What do the shareholders say?

A number of shareholders have claimed that AJL’s chairman, Motilal Vora, and its directors did not inform them or obtain their approval while deciding to transfer its entire equity to Young Indian in December 2010.

“This is the first time I am hearing about such a company in which my grandfather had shared. I have no idea what kind of deal was struck. Had a letter or a notice for approval been sent to any of my siblings or at our Allahabad address, I would have been informed,” said former Supreme Court Judge Markandey Katju, whose grandfather Kailash Nath Katju held 131 shares in AJL.

Legality

As alleged by Subramanian Swamy, it is illegal for a political party to lend money for commercial purposes as per Section 29A to C of the Representation of the People Act, and Section 13A of Income-tax Act.

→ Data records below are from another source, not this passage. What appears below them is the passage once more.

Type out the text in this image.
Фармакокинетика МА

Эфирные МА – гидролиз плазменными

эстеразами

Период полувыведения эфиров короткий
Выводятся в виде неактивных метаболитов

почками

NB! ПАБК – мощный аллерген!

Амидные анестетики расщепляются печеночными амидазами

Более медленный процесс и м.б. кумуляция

“According to the evidence so far, it appears that YIL was in fact created as a sham or a cloak to convert public money to personal use to acquire control over ₹20 billion worth of AJL assets,” said Metropolitan Magistrate Ms Gomati Manocha in 2014. The court had noted that all the accused, allegedly, had acted “in consortium with each other to achieve the said nefarious purpose/design”.

The National Herald case is currently an ongoing one, with the accused being charged under Sections 403, 406 and 420 read with Section 120-B of IPC.